Manson, que tinha interpretado a letra segundo sua própria conveniência, convenceu seus seguidores de que ele os ajudaria a sobreviver a uma aliança entre raças. Os quatro membros de sua família tinham assassinado inocentes convencidos do poder profético de Manson e fascinados com a ideia de serem os escolhidos pelo Messias. O grupo era uma pequena parte de uma seita que chegou a ter 100 seguidores vivendo em um rancho nos arredores de Los Angeles. O lugar tinha sido cenário de filmes de faroeste nos anos cinquenta e seu dono era um homem cego chamado George Spahn. Spahn tinha 80 anos quando permitiu que a comunidade de hippies morasse em sua propriedade em troca de receber os cuidados das garotas que integravam o culto. A seita consumia drogas como LSD de forma regular e organizava orgias das quais chegou a participar Dennis Wilson, baterista dos Beach Boys.

Antes de ser julgado, Manson concedeu uma única entrevista à edição americana da revista Rolling Stone. “Só existe um. Sou o único. Não me importo com o que outras pessoas pensem, só faço o que minha alma me diz”, respondeu quando lhe perguntaram se se considerava um líder. E quando os jornalistas quiseram saber o que significava para ele a submissão, não hesitou: “Consigo me dar bem com as garotas, elas se entregam mais fácil. Consigo fazer amor com elas. O homem tem essa coisa do ego pendurada no pinto. Não consigo fazer amor com isso. As garotas cedem mais fácil. Suas defesas se derrubam com mais facilidade. Quando você supera a questão do ego, tudo que resta é você, você faz amor consigo mesmo”.

O procurador encarregado de culpar Manson, Vincent Bugliosi, publicou depois do julgamento um livro —intitulado, precisamente, Helter Skelter— expondo todos os detalhes dos assassinatos, a ideologia e o que ocorreu nos bastidores de um dos julgamentos mais midiáticos dos Estados Unidos. Bugliosi conseguiu que pela primeira vez um júri condenasse um homicida que fisicamente não matou ninguém e cujo motivo não estava completamente claro.

Uma das hipóteses de Bugliosi sobre os verdadeiros motivos dos assassinatos foi que Manson, um músico frustrado, ordenou que Watson matasse todos que estavam no número 10050 da Cielo Drive porque essa era a antiga residência do produtor musical Terry Melcher, filho da atriz Doris Day.
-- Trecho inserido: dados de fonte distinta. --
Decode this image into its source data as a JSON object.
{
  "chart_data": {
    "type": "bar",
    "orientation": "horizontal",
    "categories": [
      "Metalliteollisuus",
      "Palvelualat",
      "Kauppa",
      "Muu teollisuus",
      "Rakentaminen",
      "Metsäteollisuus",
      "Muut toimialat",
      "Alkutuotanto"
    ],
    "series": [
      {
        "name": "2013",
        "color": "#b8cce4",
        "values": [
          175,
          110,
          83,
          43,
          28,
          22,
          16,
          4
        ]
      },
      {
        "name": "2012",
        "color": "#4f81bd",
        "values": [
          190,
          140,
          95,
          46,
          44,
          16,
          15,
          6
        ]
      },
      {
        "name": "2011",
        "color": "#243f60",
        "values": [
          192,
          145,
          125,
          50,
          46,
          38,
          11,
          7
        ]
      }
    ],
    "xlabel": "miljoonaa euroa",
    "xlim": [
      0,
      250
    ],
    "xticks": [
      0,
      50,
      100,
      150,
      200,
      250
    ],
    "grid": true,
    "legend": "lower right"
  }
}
O executivo não vivia mais lá, mas anos antes tinha brincado com a ideia de gravar e lançar a música de Manson. O assassinato do casal LaBianca era, argumentou, apenas uma encenação para reforçar seus supostos motivos diante de seus seguidores.
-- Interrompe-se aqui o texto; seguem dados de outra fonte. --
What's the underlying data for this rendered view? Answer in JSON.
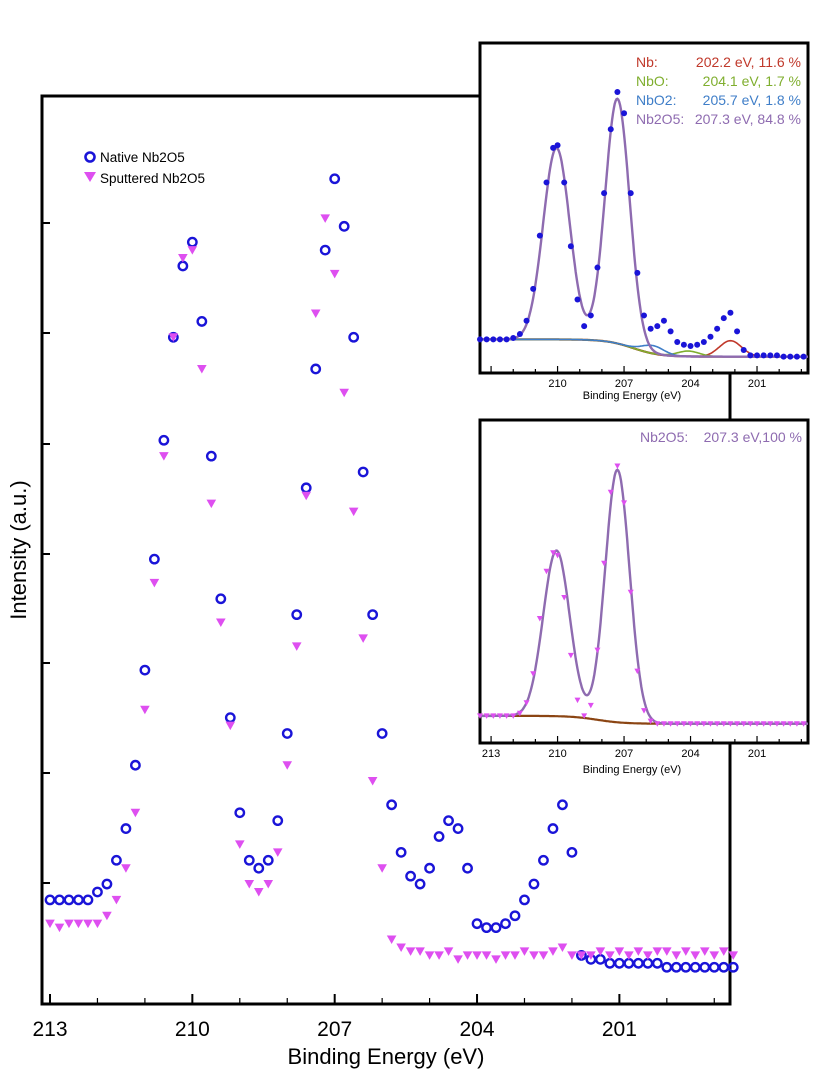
{
  "chart_data": [
    {
      "id": "main",
      "type": "scatter",
      "xlabel": "Binding Energy (eV)",
      "ylabel": "Intensity (a.u.)",
      "xlim": [
        213,
        198.5
      ],
      "x_ticks": [
        "213",
        "210",
        "207",
        "204",
        "201"
      ],
      "x_tick_values": [
        213,
        210,
        207,
        204,
        201
      ],
      "ylim": [
        0,
        1.06
      ],
      "y_tick_labels_shown": false,
      "legend": {
        "placement": "top-left"
      },
      "series": [
        {
          "name": "Native Nb2O5",
          "marker": "open-circle",
          "color": "#1a14d8",
          "x": [
            213.0,
            212.8,
            212.6,
            212.4,
            212.2,
            212.0,
            211.8,
            211.6,
            211.4,
            211.2,
            211.0,
            210.8,
            210.6,
            210.4,
            210.2,
            210.0,
            209.8,
            209.6,
            209.4,
            209.2,
            209.0,
            208.8,
            208.6,
            208.4,
            208.2,
            208.0,
            207.8,
            207.6,
            207.4,
            207.2,
            207.0,
            206.8,
            206.6,
            206.4,
            206.2,
            206.0,
            205.8,
            205.6,
            205.4,
            205.2,
            205.0,
            204.8,
            204.6,
            204.4,
            204.2,
            204.0,
            203.8,
            203.6,
            203.4,
            203.2,
            203.0,
            202.8,
            202.6,
            202.4,
            202.2,
            202.0,
            201.8,
            201.6,
            201.4,
            201.2,
            201.0,
            200.8,
            200.6,
            200.4,
            200.2,
            200.0,
            199.8,
            199.6,
            199.4,
            199.2,
            199.0,
            198.8,
            198.6
          ],
          "y": [
            0.12,
            0.12,
            0.12,
            0.12,
            0.12,
            0.13,
            0.14,
            0.17,
            0.21,
            0.29,
            0.41,
            0.55,
            0.7,
            0.83,
            0.92,
            0.95,
            0.85,
            0.68,
            0.5,
            0.35,
            0.23,
            0.17,
            0.16,
            0.17,
            0.22,
            0.33,
            0.48,
            0.64,
            0.79,
            0.94,
            1.03,
            0.97,
            0.83,
            0.66,
            0.48,
            0.33,
            0.24,
            0.18,
            0.15,
            0.14,
            0.16,
            0.2,
            0.22,
            0.21,
            0.16,
            0.09,
            0.085,
            0.085,
            0.09,
            0.1,
            0.12,
            0.14,
            0.17,
            0.21,
            0.24,
            0.18,
            0.05,
            0.045,
            0.045,
            0.04,
            0.04,
            0.04,
            0.04,
            0.04,
            0.04,
            0.035,
            0.035,
            0.035,
            0.035,
            0.035,
            0.035,
            0.035,
            0.035
          ]
        },
        {
          "name": "Sputtered Nb2O5",
          "marker": "filled-down-triangle",
          "color": "#de4ff0",
          "x": [
            213.0,
            212.8,
            212.6,
            212.4,
            212.2,
            212.0,
            211.8,
            211.6,
            211.4,
            211.2,
            211.0,
            210.8,
            210.6,
            210.4,
            210.2,
            210.0,
            209.8,
            209.6,
            209.4,
            209.2,
            209.0,
            208.8,
            208.6,
            208.4,
            208.2,
            208.0,
            207.8,
            207.6,
            207.4,
            207.2,
            207.0,
            206.8,
            206.6,
            206.4,
            206.2,
            206.0,
            205.8,
            205.6,
            205.4,
            205.2,
            205.0,
            204.8,
            204.6,
            204.4,
            204.2,
            204.0,
            203.8,
            203.6,
            203.4,
            203.2,
            203.0,
            202.8,
            202.6,
            202.4,
            202.2,
            202.0,
            201.8,
            201.6,
            201.4,
            201.2,
            201.0,
            200.8,
            200.6,
            200.4,
            200.2,
            200.0,
            199.8,
            199.6,
            199.4,
            199.2,
            199.0,
            198.8,
            198.6
          ],
          "y": [
            0.09,
            0.085,
            0.09,
            0.09,
            0.09,
            0.09,
            0.1,
            0.12,
            0.16,
            0.23,
            0.36,
            0.52,
            0.68,
            0.83,
            0.93,
            0.94,
            0.79,
            0.62,
            0.47,
            0.34,
            0.19,
            0.14,
            0.13,
            0.14,
            0.18,
            0.29,
            0.44,
            0.63,
            0.86,
            0.98,
            0.91,
            0.76,
            0.61,
            0.45,
            0.27,
            0.16,
            0.07,
            0.06,
            0.055,
            0.055,
            0.05,
            0.05,
            0.055,
            0.045,
            0.05,
            0.05,
            0.05,
            0.045,
            0.05,
            0.05,
            0.055,
            0.05,
            0.05,
            0.055,
            0.06,
            0.05,
            0.05,
            0.05,
            0.055,
            0.05,
            0.055,
            0.05,
            0.055,
            0.05,
            0.055,
            0.055,
            0.05,
            0.055,
            0.05,
            0.055,
            0.05,
            0.055,
            0.05
          ]
        }
      ]
    },
    {
      "id": "inset-native",
      "type": "line",
      "xlabel": "Binding Energy (eV)",
      "x_ticks": [
        "210",
        "207",
        "204",
        "201"
      ],
      "x_tick_values": [
        210,
        207,
        204,
        201
      ],
      "xlim": [
        213.5,
        198.7
      ],
      "ylim": [
        0,
        1.02
      ],
      "annotations": [
        {
          "label": "Nb:",
          "value": "202.2 eV, 11.6 %",
          "color": "#c0392b"
        },
        {
          "label": "NbO:",
          "value": "204.1 eV,   1.7 %",
          "color": "#7fae2e"
        },
        {
          "label": "NbO2:",
          "value": "205.7 eV,   1.8 %",
          "color": "#3f7ec8"
        },
        {
          "label": "Nb2O5:",
          "value": "207.3 eV, 84.8 %",
          "color": "#8e6bb0"
        }
      ],
      "components": [
        {
          "name": "Nb",
          "center": 202.2,
          "height": 0.06,
          "color": "#c0392b"
        },
        {
          "name": "NbO",
          "center": 204.1,
          "height": 0.02,
          "color": "#7fae2e"
        },
        {
          "name": "NbO2",
          "center": 205.7,
          "height": 0.03,
          "color": "#3f7ec8"
        },
        {
          "name": "Nb2O5",
          "center": 207.3,
          "color": "#8e6bb0"
        },
        {
          "name": "Background",
          "color": "#8b4513"
        }
      ],
      "series": [
        {
          "marker": "filled-circle",
          "color": "#1a14d8",
          "x": [
            213.5,
            213.2,
            212.9,
            212.6,
            212.3,
            212.0,
            211.7,
            211.4,
            211.1,
            210.8,
            210.5,
            210.2,
            210.0,
            209.7,
            209.4,
            209.1,
            208.8,
            208.5,
            208.2,
            207.9,
            207.6,
            207.3,
            207.0,
            206.7,
            206.4,
            206.1,
            205.8,
            205.5,
            205.2,
            204.9,
            204.6,
            204.3,
            204.0,
            203.7,
            203.4,
            203.1,
            202.8,
            202.5,
            202.2,
            201.9,
            201.6,
            201.3,
            201.0,
            200.7,
            200.4,
            200.1,
            199.8,
            199.5,
            199.2,
            198.9
          ],
          "y": [
            0.07,
            0.07,
            0.07,
            0.07,
            0.07,
            0.075,
            0.09,
            0.14,
            0.26,
            0.46,
            0.66,
            0.79,
            0.8,
            0.66,
            0.42,
            0.22,
            0.12,
            0.16,
            0.34,
            0.62,
            0.86,
            1.0,
            0.92,
            0.62,
            0.32,
            0.16,
            0.11,
            0.12,
            0.14,
            0.1,
            0.06,
            0.05,
            0.045,
            0.05,
            0.06,
            0.08,
            0.11,
            0.15,
            0.17,
            0.1,
            0.03,
            0.01,
            0.01,
            0.01,
            0.01,
            0.01,
            0.005,
            0.005,
            0.005,
            0.005
          ]
        }
      ]
    },
    {
      "id": "inset-sputtered",
      "type": "line",
      "xlabel": "Binding Energy (eV)",
      "x_ticks": [
        "213",
        "210",
        "207",
        "204",
        "201"
      ],
      "x_tick_values": [
        213,
        210,
        207,
        204,
        201
      ],
      "xlim": [
        213.5,
        198.7
      ],
      "ylim": [
        0,
        1.02
      ],
      "annotations": [
        {
          "label": "Nb2O5:",
          "value": "207.3 eV,100 %",
          "color": "#8e6bb0"
        }
      ],
      "components": [
        {
          "name": "Nb2O5",
          "center": 207.3,
          "color": "#8e6bb0"
        },
        {
          "name": "Background",
          "color": "#8b4513"
        }
      ],
      "series": [
        {
          "marker": "filled-down-triangle",
          "color": "#de4ff0",
          "x": [
            213.5,
            213.2,
            212.9,
            212.6,
            212.3,
            212.0,
            211.7,
            211.4,
            211.1,
            210.8,
            210.5,
            210.2,
            210.0,
            209.7,
            209.4,
            209.1,
            208.8,
            208.5,
            208.2,
            207.9,
            207.6,
            207.3,
            207.0,
            206.7,
            206.4,
            206.1,
            205.8,
            205.5,
            205.2,
            204.9,
            204.6,
            204.3,
            204.0,
            203.7,
            203.4,
            203.1,
            202.8,
            202.5,
            202.2,
            201.9,
            201.6,
            201.3,
            201.0,
            200.7,
            200.4,
            200.1,
            199.8,
            199.5,
            199.2,
            198.9
          ],
          "y": [
            0.05,
            0.05,
            0.05,
            0.05,
            0.05,
            0.05,
            0.06,
            0.1,
            0.21,
            0.42,
            0.6,
            0.67,
            0.66,
            0.5,
            0.28,
            0.11,
            0.05,
            0.09,
            0.3,
            0.63,
            0.9,
            1.0,
            0.86,
            0.52,
            0.22,
            0.07,
            0.03,
            0.02,
            0.02,
            0.02,
            0.02,
            0.02,
            0.02,
            0.02,
            0.02,
            0.02,
            0.02,
            0.02,
            0.02,
            0.02,
            0.02,
            0.02,
            0.02,
            0.02,
            0.02,
            0.02,
            0.02,
            0.02,
            0.02,
            0.02
          ]
        }
      ]
    }
  ]
}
Charles Manson e os quatro assassinos foram condenados à morte, sentença que depois foi reduzida para prisão perpétua quando foi anulada a execução de criminosos no Estado da Califórnia. Em 19 de novembro de 2017, Charles Manson morreu de causas naturais no hospital Mercy de Bakersfield (Califórnia). Tinha 83 anos e estava havia quase meio século na prisão.